Das Technik-Magazin "Ars Technica" hat untersucht, welche Daten den Rechner mit Windows 10 ohne Wissen seines Nutzers verlassen. Dazu klemmten die Redakteure des US-Magazins einen zweiten PC zwischen das Internetmodem und ihrem Testgerät mit Windows 10. Auf diese Weise konnten sie alle Datenströme abfangen.
Das Ergebnis: Obwohl alle Datenschutzeinstellungen aktiviert und alle Live-Dienste abgeschaltet waren, ging Windows 10 auf Sendung. Einige der übermittelten Daten seien harmlos, andere überflüssig, urteilt "Ars Technica"; ein anderer sei aber bedenklich, ein weiterer völlig rätselhaft.

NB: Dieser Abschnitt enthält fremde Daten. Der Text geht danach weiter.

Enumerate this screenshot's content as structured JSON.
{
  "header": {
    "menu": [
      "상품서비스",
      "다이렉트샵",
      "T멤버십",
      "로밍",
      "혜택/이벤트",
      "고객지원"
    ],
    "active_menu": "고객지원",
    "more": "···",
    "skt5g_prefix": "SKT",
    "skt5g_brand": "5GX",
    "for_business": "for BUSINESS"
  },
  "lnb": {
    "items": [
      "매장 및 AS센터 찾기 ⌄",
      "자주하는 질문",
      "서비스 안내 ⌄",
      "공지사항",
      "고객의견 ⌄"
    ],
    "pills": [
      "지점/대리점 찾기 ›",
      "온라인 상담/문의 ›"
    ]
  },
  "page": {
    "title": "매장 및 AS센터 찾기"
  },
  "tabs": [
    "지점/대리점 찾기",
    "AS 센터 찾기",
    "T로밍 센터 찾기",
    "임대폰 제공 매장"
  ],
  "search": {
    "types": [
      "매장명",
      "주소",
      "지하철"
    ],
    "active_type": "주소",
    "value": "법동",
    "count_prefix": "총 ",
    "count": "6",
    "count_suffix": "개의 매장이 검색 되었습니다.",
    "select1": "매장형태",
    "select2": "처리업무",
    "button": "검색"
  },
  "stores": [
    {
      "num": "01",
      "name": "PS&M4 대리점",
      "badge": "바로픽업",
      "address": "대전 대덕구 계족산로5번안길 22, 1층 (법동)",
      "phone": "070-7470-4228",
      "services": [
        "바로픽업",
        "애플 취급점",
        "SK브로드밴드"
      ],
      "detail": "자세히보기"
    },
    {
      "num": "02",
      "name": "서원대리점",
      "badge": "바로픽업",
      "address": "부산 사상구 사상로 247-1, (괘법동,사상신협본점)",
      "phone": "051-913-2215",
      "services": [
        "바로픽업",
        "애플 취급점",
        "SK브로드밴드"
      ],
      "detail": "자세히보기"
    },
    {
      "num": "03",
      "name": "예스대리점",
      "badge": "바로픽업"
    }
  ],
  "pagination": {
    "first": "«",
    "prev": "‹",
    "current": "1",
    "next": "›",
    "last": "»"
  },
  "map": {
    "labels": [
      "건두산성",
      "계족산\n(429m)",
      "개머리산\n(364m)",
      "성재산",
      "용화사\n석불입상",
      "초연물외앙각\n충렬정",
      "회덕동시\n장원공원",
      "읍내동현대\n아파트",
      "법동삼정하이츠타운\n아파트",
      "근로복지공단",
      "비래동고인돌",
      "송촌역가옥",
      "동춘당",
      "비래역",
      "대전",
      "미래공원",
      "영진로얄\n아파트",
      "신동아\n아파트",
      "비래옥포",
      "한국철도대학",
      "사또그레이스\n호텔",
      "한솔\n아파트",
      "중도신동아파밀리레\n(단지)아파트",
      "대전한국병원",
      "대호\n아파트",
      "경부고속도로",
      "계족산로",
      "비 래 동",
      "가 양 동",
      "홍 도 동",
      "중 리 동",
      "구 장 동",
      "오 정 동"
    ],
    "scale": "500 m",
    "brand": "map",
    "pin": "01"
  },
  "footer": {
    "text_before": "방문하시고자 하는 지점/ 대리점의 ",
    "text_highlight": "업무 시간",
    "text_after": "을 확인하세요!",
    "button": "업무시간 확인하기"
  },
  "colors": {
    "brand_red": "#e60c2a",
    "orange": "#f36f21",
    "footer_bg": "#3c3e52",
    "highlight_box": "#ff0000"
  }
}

Windows 10 sendet heimlich
Zu den harmlosen "Funksprüchen" gehören Verbindungsanfragen zu den Internetadressen www.msftncsi.com/ncsi.txt und ipv6.msftncsi.com/ncsi.txt. Über diese Anfragen auf Textdateien stellt Windows fest, ob der PC in einem Netzwerk mit dem Internet verbunden ist oder nicht. Dabei werde weder eine Rechner-ID noch sensible Daten übermittelt.
Ebenfalls harmlos aber überflüssig sind unverschlüsselte Verbindungen zu Microsofts MSN-Netzwerk. Über dieses Netzwerk bezieht Windows 10 neue Informationen für die Live-Kacheln im Startmenü – zum Beispiel für die Nachrichten-App. Im Test waren jedoch alle Apps dieser Art deaktiviert. Damit gibt es laut Tester keinen nachvollziehbaren Grund für die regelmäßigen Datenabfragen.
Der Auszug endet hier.